County leaders scheduled a vote next week to complete changes to the floodplain ordinance that infuriated some residents and pleased others when they were passed more than two years ago.
Officials with the Louisa County Community Development Department explained that the supervisors need to act on March 18 to delete the old floodplain rules, as was intended when the board voted to do so on Oct. 3, 2016.
Usually an ordinance is deleted or amended as soon as the supervisors vote on it. But Robert Gardner, community development director, said the changes to the ordinance were never sent to Municode, the company that maintains the county code. Gardner decided a second public hearing is required, to be on the safe side.
The supervisors adopted a new floodplain ordinance on Oct. 26, 2016. Unlike the old ordinance, the new one allows people to build homes and commercial structures in a floodplain. Five of the current supervisors voted to adopt the new rules.
The effect of the board’s 2016 actions was to cause the county to be suspended from the federal flood insurance program.
At the time, some 60 properties in the county received flood insurance through the federal program, and stood to lose their coverage.
Louisa County is the only one of Virginia’s 98 counties that does not participate in the flood insurance program.

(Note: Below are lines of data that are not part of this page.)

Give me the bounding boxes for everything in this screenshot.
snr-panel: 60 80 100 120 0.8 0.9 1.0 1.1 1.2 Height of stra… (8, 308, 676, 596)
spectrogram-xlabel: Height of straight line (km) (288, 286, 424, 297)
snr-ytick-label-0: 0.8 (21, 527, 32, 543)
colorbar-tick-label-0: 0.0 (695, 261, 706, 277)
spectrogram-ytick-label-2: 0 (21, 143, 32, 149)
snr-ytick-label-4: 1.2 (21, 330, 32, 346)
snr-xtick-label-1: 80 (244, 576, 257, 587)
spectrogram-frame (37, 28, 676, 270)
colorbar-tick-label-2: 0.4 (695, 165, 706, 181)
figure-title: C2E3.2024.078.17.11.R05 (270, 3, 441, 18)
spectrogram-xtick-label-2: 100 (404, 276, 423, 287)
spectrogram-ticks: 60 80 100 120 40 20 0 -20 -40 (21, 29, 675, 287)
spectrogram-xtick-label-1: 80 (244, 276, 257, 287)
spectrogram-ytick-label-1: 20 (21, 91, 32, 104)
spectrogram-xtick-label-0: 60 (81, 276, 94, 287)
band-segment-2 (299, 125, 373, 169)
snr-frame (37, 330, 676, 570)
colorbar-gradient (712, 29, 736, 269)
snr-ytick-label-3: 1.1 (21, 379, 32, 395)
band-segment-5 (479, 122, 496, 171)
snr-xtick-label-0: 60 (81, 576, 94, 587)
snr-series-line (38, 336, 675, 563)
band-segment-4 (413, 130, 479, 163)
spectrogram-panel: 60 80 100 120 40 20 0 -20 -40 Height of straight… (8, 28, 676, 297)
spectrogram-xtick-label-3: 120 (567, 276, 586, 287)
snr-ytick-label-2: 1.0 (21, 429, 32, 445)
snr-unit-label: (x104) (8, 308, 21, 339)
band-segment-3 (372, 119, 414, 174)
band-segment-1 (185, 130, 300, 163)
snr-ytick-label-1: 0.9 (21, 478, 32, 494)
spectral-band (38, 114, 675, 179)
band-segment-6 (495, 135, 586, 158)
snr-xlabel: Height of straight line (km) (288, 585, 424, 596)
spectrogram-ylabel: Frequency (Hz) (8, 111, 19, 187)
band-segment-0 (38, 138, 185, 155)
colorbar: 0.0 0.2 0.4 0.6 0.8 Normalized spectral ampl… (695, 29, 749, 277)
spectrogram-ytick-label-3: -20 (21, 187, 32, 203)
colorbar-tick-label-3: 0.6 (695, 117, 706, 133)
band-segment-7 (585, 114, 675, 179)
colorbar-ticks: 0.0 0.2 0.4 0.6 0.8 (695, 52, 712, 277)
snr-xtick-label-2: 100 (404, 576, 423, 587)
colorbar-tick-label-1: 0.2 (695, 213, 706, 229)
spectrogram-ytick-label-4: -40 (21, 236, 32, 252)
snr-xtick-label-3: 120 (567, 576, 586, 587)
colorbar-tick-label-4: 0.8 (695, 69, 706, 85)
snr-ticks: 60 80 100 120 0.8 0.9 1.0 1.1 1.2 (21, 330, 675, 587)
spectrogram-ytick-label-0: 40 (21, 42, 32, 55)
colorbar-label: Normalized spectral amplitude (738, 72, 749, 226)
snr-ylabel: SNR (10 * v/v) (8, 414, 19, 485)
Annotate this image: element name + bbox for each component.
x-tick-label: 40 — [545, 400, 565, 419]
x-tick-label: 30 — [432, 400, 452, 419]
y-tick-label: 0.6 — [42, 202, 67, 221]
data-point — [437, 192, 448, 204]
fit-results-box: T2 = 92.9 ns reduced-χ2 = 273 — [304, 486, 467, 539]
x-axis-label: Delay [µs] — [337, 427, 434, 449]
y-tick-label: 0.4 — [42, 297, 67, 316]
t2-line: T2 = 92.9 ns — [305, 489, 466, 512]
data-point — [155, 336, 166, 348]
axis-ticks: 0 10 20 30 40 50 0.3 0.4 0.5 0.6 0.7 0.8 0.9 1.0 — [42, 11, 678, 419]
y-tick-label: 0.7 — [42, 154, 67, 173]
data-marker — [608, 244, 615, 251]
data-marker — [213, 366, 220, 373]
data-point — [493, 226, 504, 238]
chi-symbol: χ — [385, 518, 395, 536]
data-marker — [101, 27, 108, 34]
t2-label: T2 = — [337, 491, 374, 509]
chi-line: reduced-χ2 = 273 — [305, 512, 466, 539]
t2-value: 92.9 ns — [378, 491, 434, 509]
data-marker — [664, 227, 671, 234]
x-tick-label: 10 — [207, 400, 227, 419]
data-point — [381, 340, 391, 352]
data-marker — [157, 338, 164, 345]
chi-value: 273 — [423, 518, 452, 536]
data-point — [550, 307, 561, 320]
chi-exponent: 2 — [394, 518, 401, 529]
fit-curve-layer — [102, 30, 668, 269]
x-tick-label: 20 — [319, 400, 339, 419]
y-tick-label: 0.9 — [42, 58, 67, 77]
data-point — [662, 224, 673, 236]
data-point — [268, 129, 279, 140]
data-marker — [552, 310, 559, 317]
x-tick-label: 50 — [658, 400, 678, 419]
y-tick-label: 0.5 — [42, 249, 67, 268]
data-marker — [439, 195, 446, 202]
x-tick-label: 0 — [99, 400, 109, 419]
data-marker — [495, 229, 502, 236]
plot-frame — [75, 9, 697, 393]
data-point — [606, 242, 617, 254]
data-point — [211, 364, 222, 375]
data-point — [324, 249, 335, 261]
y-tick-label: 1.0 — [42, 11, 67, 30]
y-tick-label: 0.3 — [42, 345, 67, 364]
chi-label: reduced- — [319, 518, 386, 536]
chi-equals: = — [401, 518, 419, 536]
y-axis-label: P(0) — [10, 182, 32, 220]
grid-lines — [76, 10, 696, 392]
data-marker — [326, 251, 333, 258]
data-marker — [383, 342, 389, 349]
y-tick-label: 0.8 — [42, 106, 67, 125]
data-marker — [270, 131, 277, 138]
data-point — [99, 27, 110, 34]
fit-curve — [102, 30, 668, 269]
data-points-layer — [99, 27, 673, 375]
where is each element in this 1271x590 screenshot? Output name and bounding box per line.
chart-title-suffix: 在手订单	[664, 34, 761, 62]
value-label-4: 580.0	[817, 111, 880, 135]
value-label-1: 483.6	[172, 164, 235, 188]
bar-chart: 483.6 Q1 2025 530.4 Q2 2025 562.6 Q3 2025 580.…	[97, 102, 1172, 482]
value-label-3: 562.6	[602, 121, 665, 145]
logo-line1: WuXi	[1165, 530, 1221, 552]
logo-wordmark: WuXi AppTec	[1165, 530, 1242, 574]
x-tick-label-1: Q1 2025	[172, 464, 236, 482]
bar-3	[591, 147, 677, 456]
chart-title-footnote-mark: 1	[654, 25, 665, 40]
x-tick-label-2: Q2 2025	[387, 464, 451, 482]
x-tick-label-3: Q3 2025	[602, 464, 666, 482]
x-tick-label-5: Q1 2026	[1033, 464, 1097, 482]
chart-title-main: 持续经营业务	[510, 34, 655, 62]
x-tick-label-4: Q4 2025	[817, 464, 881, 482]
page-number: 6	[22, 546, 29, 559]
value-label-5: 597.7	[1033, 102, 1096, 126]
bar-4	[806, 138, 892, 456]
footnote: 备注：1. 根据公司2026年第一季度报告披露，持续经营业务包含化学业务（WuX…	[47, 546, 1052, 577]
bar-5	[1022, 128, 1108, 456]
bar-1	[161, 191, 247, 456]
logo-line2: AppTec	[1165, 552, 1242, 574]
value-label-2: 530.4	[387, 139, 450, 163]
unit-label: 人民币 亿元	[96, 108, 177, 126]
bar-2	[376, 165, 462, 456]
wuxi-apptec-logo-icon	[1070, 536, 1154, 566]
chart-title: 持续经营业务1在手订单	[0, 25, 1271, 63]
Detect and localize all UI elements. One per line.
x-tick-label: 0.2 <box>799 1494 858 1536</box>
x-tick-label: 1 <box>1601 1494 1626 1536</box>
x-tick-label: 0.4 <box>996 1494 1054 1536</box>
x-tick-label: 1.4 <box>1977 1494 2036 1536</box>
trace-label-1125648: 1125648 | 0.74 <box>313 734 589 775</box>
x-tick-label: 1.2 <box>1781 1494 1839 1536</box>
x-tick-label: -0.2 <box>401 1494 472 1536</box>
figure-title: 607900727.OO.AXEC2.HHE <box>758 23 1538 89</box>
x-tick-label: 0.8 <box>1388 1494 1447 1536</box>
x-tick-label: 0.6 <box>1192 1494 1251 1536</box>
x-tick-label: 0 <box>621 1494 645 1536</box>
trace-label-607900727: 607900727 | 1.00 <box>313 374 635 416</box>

The board rejected a proposed new ordinance suggested by the Federal Emergency Management Agency. Numerous county landowners, including farmers, land developers and others, told board members FEMA’s proposed language was an attempt to gut local land use authority and diminish property rights. One landowner, Charles Purcell, participated in a conference call with the supervisors and FEMA officials during a 2016 public meeting and helped draft the new ordinance.